The final rule reminds readers that claims often rest on hidden assumptions which themselves are claims requiring scrutiny. Using a playful example ("Zeus' lightning bolt fuels the sun"), the chapter shows that even if the surface claim seems coherent under earlier rules, underlying assumptions (existence of Zeus, function of his lightning bolt) must be isolated and evaluated independently. The author instructs readers to unpack compound claims into constituent assumptions and run each through the rules of knowledge limits, bias checks, disambiguation, operability, falsifiability, confidence-calibration, causal nuance, and analogy strength. The point: failure to examine assumptions yields false confidence and proliferates weak claims. Practical takeaway: adopt an assumption-audit habit—list implicit premises, test them, and revise the primary claim accordingly. This recursive application of the rules is the author's recommended path to consistently stronger claims and more reliable evaluations.

Notable Quotes

Our goal in this book is to evaluate the strength of claims, including the ones that we make.

The strength of a claim should not be confused with the strength of an argument

We don’t know what we don’t know, or to put another way, without knowing how much there is to know about a particular topic, we have no way to know how much about that topic we do know.

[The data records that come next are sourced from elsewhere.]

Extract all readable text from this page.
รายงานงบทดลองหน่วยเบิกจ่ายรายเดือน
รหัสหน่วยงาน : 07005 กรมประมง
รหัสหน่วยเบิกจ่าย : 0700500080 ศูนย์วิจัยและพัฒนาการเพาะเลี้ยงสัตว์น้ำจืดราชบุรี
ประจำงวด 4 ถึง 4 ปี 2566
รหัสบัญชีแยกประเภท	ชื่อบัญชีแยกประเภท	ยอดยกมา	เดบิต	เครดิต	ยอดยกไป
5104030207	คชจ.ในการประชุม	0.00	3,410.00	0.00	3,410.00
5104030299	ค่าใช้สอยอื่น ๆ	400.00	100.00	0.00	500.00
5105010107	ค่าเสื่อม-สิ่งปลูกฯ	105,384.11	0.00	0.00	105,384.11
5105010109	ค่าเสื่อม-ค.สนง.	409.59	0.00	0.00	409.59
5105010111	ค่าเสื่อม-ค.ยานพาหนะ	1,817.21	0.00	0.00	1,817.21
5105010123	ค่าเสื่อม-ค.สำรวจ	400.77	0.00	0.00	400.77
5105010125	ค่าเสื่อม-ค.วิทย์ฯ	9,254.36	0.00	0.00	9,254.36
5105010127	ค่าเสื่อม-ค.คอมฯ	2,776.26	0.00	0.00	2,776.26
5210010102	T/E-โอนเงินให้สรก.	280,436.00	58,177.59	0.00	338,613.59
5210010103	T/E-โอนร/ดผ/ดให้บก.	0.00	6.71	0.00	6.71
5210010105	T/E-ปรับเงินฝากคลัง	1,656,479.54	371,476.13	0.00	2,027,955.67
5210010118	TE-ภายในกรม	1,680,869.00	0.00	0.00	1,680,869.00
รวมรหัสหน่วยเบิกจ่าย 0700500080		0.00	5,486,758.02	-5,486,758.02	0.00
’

Make the claim falsifiable when possible

Who Should Read This

This book is ideal for anyone who frequently encounters or makes claims and wants practical tools to improve clarity and rigor: students, journalists, lawyers, policymakers, educators, debaters, managers, and engaged citizens. It is especially useful for those who must communicate persuasively without slipping into vagueness or ideological shorthand. Readers who value clear thinking will gain a compact, actionable checklist—the eleven rules—that they can apply immediately to everyday conversations, public discourse, and policy debates. Compared with more academic treatments (e.g., textbooks on logic or Bayesian epistemology) or broader cognitive-debiasing tomes (like Thinking, Fast and Slow), this work is concise and pragmatic: it focuses tightly on making and evaluating claims, with numerous real-world examples and hands-on suggestions (operationalize, falsify, calibrate confidence, unpack assumptions). If you want a practical companion to improve how claims are framed and scrutinized—without wading into heavy formal theory—this book delivers a clear, repeatable method.